Conservation analysis
The degree to which an amino acid in a protein has been conserved throughout evolutionary history is a reflection of the equilibrium that has been discover between the natural inclination of the amino acid to mutate and the overall requirement to preserve the protein's structural integrity as well as its function.
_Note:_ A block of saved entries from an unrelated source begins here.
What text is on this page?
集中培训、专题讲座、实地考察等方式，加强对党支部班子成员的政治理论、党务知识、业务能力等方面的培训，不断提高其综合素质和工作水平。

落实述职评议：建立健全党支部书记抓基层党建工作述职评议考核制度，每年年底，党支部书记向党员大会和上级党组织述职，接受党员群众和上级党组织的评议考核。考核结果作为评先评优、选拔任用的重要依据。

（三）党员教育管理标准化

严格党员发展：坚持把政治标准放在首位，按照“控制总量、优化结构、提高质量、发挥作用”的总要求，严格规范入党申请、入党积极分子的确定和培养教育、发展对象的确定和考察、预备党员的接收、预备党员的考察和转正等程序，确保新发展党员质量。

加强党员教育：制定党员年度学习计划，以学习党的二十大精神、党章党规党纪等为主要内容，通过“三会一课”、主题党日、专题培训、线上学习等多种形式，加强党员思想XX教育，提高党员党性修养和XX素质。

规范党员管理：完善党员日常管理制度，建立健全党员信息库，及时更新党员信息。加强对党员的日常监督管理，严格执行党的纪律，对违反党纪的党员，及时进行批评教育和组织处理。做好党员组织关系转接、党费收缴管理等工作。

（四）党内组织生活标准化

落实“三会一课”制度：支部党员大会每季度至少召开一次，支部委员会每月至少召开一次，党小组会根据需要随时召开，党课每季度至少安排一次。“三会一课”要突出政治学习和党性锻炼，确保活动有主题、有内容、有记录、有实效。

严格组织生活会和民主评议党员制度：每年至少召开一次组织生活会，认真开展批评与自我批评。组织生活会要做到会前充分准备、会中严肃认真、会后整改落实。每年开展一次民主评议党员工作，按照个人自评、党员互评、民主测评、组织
Consurf analysis is a web-based tool that use sophisticated probabilistic evolutionary models to determine the evolutionary rates of proteins based on the phylogenetic relationships that exist among the homologues as well as the unique dynamics of the sequences that have been analyzed were estimated. In current study, sHsps demonstrate a lower degree of conservation at the majority of their amino acid sites; as a result, these proteins are developing at a rapid rate (Fig. 7).